Tshisekedi Could Seek a Third Term via Constitutional Changes — But It Hasn't Happened Yet
“Constitutional changes in the Democratic Republic of the Congo could allow President Tshisekedi to seek a third term”
The argument in brief
Claims are circulating that constitutional changes in the DRC would allow President Tshisekedi to run for a third term, bypassing the current two-term limit. The verdict is partially false: Tshisekedi has called for a new constitution, and critics have real grounds for concern, but no formal proposal to reset term limits has actually been tabled. The risk is credible, not confirmed.
Why it spread
The claim landed hard because it mirrors real events in Rwanda, Burundi, and Guinea, where leaders did use constitutional changes to stay in power. Audiences primed by those precedents — and with good reason to distrust political elites — found the warning immediately believable and urgent, even before any concrete proposal had been made.
The claim is that President Félix Tshisekedi of the Democratic Republic of the Congo is engineering constitutional changes to allow himself a third term in power. That framing goes too far. The concern is legitimate, but it presents a speculative risk as a done deal — and those are very different things.
Here is what we know for certain. Tshisekedi was re-elected in December 2023 for what is, under the current constitution, his second and final term. Shortly after, Reuters reported that he publicly called for a new constitution, framing it as a modernization of governance. He denied any intention to use it to extend his own rule.
Critics are not buying that denial, and they have reason to be watchful. BBC News Africa reported that opposition figures warned a constitutional revision could reset the presidential term count from zero, effectively giving Tshisekedi a fresh start. Human Rights Watch flagged the same concern, pointing to a clear pattern across the continent — leaders in Rwanda, Burundi, and Guinea have all used constitutional rewrites to do exactly this.
But the International Crisis Group, which monitors the DRC closely, noted that no confirmed legislative text explicitly resetting term limits exists. Al Jazeera similarly reported that while a new constitution could theoretically allow a third run, no formal proposal to that effect had been tabled. The scenario is plausible, not proven.

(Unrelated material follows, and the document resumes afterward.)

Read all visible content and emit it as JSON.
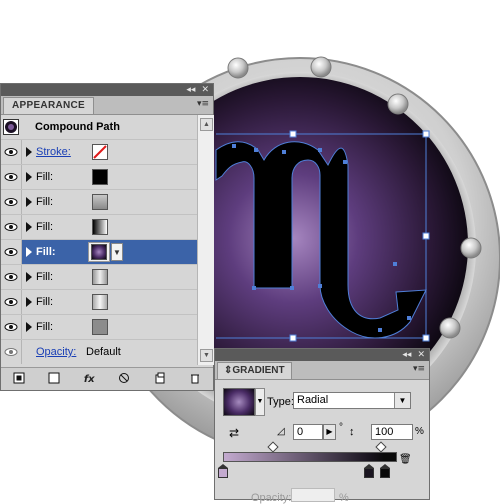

This matters because treating a risk as a fait accompli can itself distort public debate. The concern deserves serious scrutiny and pressure — but accuracy requires distinguishing between what leaders have done and what they might do. Watch for any draft constitutional text and whether term limits appear in it. That is the moment the claim becomes true.
This story spread so fast because it fits a pattern audiences already know. When a leader in Africa calls for a new constitution, alarm bells ring — and for good reason given recent history. That pattern-recognition is healthy, but it can also cause people to skip the step of checking whether the specific thing has actually happened yet.
Sources
- Reuters
President Tshisekedi announced in early 2024 that he wants a new constitution for the DRC, citing the need to modernize governance, but denied it was aimed at extending his own rule.
- BBC News Africa
Critics and opposition figures in the DRC have warned that constitutional revision could be used to reset presidential term limits, potentially allowing Tshisekedi to run again beyond the two-term limit currently enshrined in the constitution.
- Human Rights Watch
Human Rights Watch raised concerns that proposed constitutional changes in the DRC could undermine term limits, a pattern seen in other African countries where leaders used constitutional revision to extend their time in power.
- Al Jazeera
Al Jazeera reported that Tshisekedi was re-elected in December 2023 for his second and constitutionally final term, and that any new constitution could theoretically reset the term count, though no formal proposal to do so had been tabled.
- International Crisis Group
The International Crisis Group noted that while constitutional reform discussions are ongoing in the DRC, there is no confirmed legislative text that explicitly resets presidential term limits, making the third-term scenario speculative but not implausible given regional precedents.